Abstract

Social data analytics have become a vital asset for organizations and governments. For example, over the last few years, governments started to extract knowledge and derive insights from vastly growing open data to personalize the advertisements in elections, improve government services, predict intelligence activities, as well as to improve national security and public health. A key challenge in analyzing social data is to transform the raw data generated by social actors into curated data, i.e., contextualized data and knowledge that is maintained and made available for use by end-users and applications. To address this challenge, we present the notion of knowledge lake, i.e., a contextualized Data Lake, to provide the foundation for big data analytics by automatically curating the raw social data and to prepare them for deriving insights. We present a social data curation foundry, namely DataSynapse, to enable analysts engage with social data to uncover hidden patterns and generate insight.

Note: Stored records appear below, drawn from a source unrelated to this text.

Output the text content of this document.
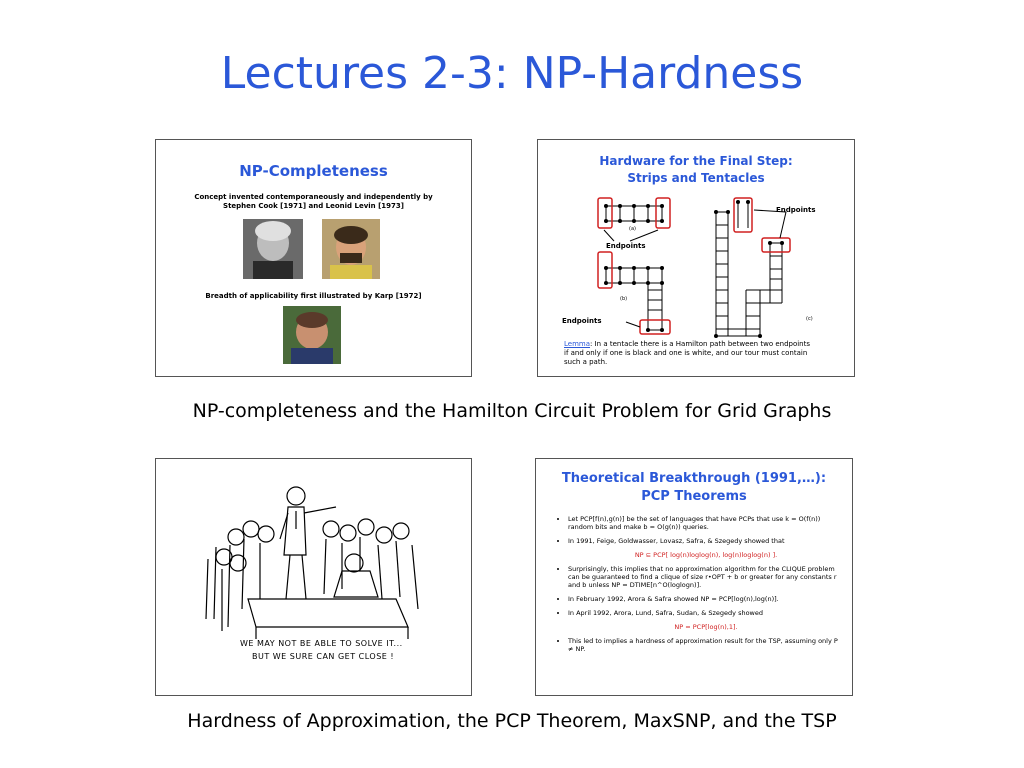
Lectures 2-3: NP-Hardness
NP-Completeness
Concept invented contemporaneously and independently by
Stephen Cook [1971] and Leonid Levin [1973]
Breadth of applicability first illustrated by Karp [1972]
Hardware for the Final Step:
Strips and Tentacles
Endpoints
(a)
(b)
Endpoints
Endpoints
(c)
Lemma: In a tentacle there is a Hamilton path between two endpoints
if and only if one is black and one is white, and our tour must contain
such a path.
NP-completeness and the Hamilton Circuit Problem for Grid Graphs
WE MAY NOT BE ABLE TO SOLVE IT...
BUT WE SURE CAN GET CLOSE !
Theoretical Breakthrough (1991,…):
PCP Theorems
• Let PCP[f(n),g(n)] be the set of languages that have PCPs that use k = O(f(n)) random bits and make b = O(g(n)) queries.
• In 1991, Feige, Goldwasser, Lovasz, Safra, & Szegedy showed that

NP ⊆ PCP[ log(n)loglog(n), log(n)loglog(n) ].
• Surprisingly, this implies that no approximation algorithm for the CLIQUE problem can be guaranteed to find a clique of size r•OPT + b or greater for any constants r and b unless NP = DTIME[n^O(loglogn)].
• In February 1992, Arora & Safra showed NP = PCP[log(n),log(n)].
• In April 1992, Arora, Lund, Safra, Sudan, & Szegedy showed

NP = PCP[log(n),1].
• This led to implies a hardness of approximation result for the TSP, assuming only P ≠ NP.
Hardness of Approximation, the PCP Theorem, MaxSNP, and the TSP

In DataSynapse, we present a scalable algorithm to transform social items (e.g., a Tweet in Twitter) into semantic items, i.e., contextualized and curated items. This algorithm offers customizable feature extraction to harness desired features from diverse data sources. To link contextualized information items to the domain knowledge, we present a scalable technique which leverages cross document coreference resolution assisting analysts to derive targeted insights. DataSynapse is offered as an extensible and scalable microservice-based architecture that are publicly available on GitHub supporting networks such as Twitter, Facebook, GooglePlus and LinkedIn. We adopt a typical scenario for analyzing urban social issues from Twitter as it relates to the government budget, to highlight how DataSynapse significantly improves the quality of extracted knowledge compared to the classical curation pipeline (in the absence of feature extraction, enrichment and domain-linking contextualization).